🤖 AI Summary
Prior research predominantly focuses on toxic or polarized dialogue, leaving quantitative assessment of prosocial, constructive dialogue quality underexplored. Method: This paper proposes “responsiveness”—defined as whether an utterance substantively addresses the preceding turn—as a core dimension for computable dialogue quality evaluation. We integrate semantic similarity metrics with large language models (LLMs) to identify responsiveness relations, refine the model via human annotation, and distinguish substantive from non-substantive responses, thereby establishing a multi-level dialogue structure analysis framework. Results: Experiments validate LLMs’ effectiveness in responsiveness detection, and our metric demonstrates strong cross-scenario generalizability. Contribution: This work provides the first systematic definition and quantification of responsiveness as a key dialogue quality indicator, introducing a reproducible, scalable, and theoretically grounded evaluation paradigm for constructive dialogue.
📝 Abstract
Growing literature explores toxicity and polarization in discourse, with comparatively less work on characterizing what makes dialogue prosocial and constructive. We explore conversational discourse and investigate a method for characterizing its quality built upon the notion of ``responsivity'' -- whether one person's conversational turn is responding to a preceding turn. We develop and evaluate methods for quantifying responsivity -- first through semantic similarity of speaker turns, and second by leveraging state-of-the-art large language models (LLMs) to identify the relation between two speaker turns. We evaluate both methods against a ground truth set of human-annotated conversations. Furthermore, selecting the better performing LLM-based approach, we characterize the nature of the response -- whether it responded to that preceding turn in a substantive way or not.

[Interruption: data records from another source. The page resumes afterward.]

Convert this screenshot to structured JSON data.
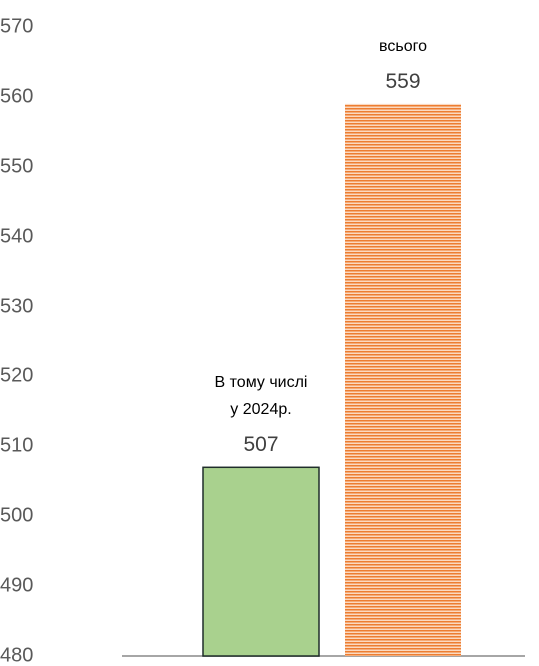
{
  "chart_data": {
    "type": "bar",
    "categories": [
      "В тому числі\nу 2024р.",
      "всього"
    ],
    "values": [
      507,
      559
    ],
    "colors": [
      "#a9d18e",
      "#f4b183"
    ],
    "ylim": [
      480,
      570
    ],
    "yticks": [
      480,
      490,
      500,
      510,
      520,
      530,
      540,
      550,
      560,
      570
    ]
  }
}
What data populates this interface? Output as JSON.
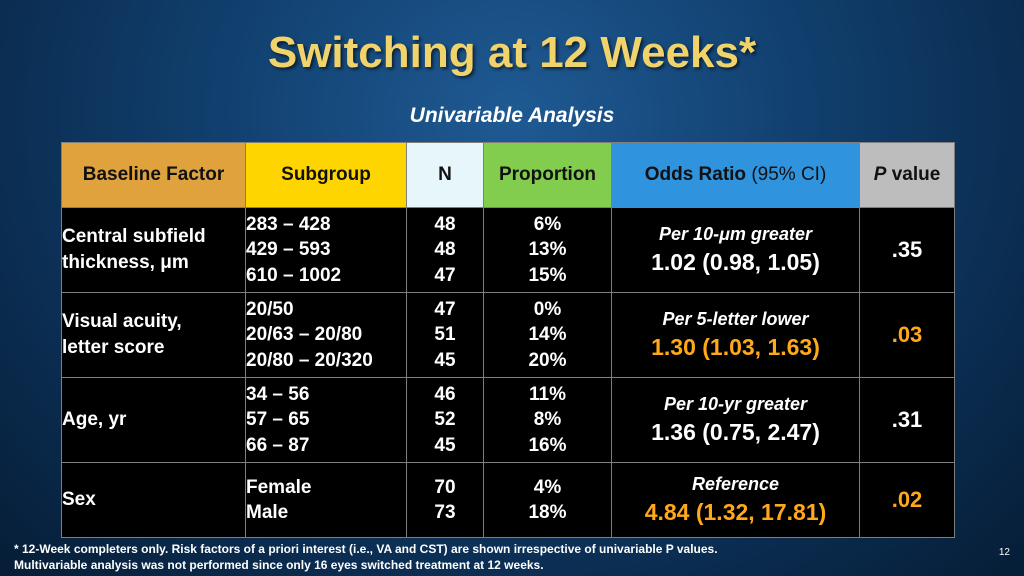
{
  "slide": {
    "title": "Switching at 12 Weeks*",
    "subtitle": "Univariable Analysis",
    "page_number": "12",
    "footnote_line1": "* 12-Week completers only. Risk factors of a priori interest (i.e., VA and CST) are shown irrespective of univariable P values.",
    "footnote_line2": "Multivariable analysis was not performed since only 16 eyes switched treatment at 12 weeks."
  },
  "colors": {
    "title": "#f1d36b",
    "highlight": "#ffa91a",
    "header_baseline_factor": "#e0a23c",
    "header_subgroup": "#ffd500",
    "header_n": "#e6f6fb",
    "header_proportion": "#82cc4e",
    "header_odds_ratio": "#2f93dd",
    "header_p_value": "#bdbdbd"
  },
  "table": {
    "headers": {
      "factor": "Baseline Factor",
      "subgroup": "Subgroup",
      "n": "N",
      "proportion": "Proportion",
      "odds_ratio_main": "Odds Ratio",
      "odds_ratio_ci": "(95% CI)",
      "p_italic": "P",
      "p_rest": "value"
    },
    "rows": [
      {
        "factor_line1": "Central subfield",
        "factor_line2": "thickness, μm",
        "subgroups": [
          "283 – 428",
          "429 – 593",
          "610 – 1002"
        ],
        "n": [
          "48",
          "48",
          "47"
        ],
        "proportions": [
          "6%",
          "13%",
          "15%"
        ],
        "or_label": "Per 10-μm greater",
        "or_value": "1.02 (0.98, 1.05)",
        "p": ".35",
        "highlight": false
      },
      {
        "factor_line1": "Visual acuity,",
        "factor_line2": "letter score",
        "subgroups": [
          "20/50",
          "20/63 – 20/80",
          "20/80 – 20/320"
        ],
        "n": [
          "47",
          "51",
          "45"
        ],
        "proportions": [
          "0%",
          "14%",
          "20%"
        ],
        "or_label": "Per 5-letter lower",
        "or_value": "1.30 (1.03, 1.63)",
        "p": ".03",
        "highlight": true
      },
      {
        "factor_line1": "Age, yr",
        "factor_line2": "",
        "subgroups": [
          "34 – 56",
          "57 – 65",
          "66 – 87"
        ],
        "n": [
          "46",
          "52",
          "45"
        ],
        "proportions": [
          "11%",
          "8%",
          "16%"
        ],
        "or_label": "Per 10-yr greater",
        "or_value": "1.36 (0.75, 2.47)",
        "p": ".31",
        "highlight": false
      },
      {
        "factor_line1": "Sex",
        "factor_line2": "",
        "subgroups": [
          "Female",
          "Male"
        ],
        "n": [
          "70",
          "73"
        ],
        "proportions": [
          "4%",
          "18%"
        ],
        "or_label": "Reference",
        "or_value": "4.84 (1.32, 17.81)",
        "p": ".02",
        "highlight": true
      }
    ]
  }
}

We view these responsivity links as a fundamental aspect of dialogue but note that conversations can exhibit significantly different responsivity structures. Accordingly, we then develop conversation-level derived metrics to address various aspects of conversational discourse. We use these derived metrics to explore other conversations and show that they support meaningful characterizations and differentiations across a diverse collection of conversations.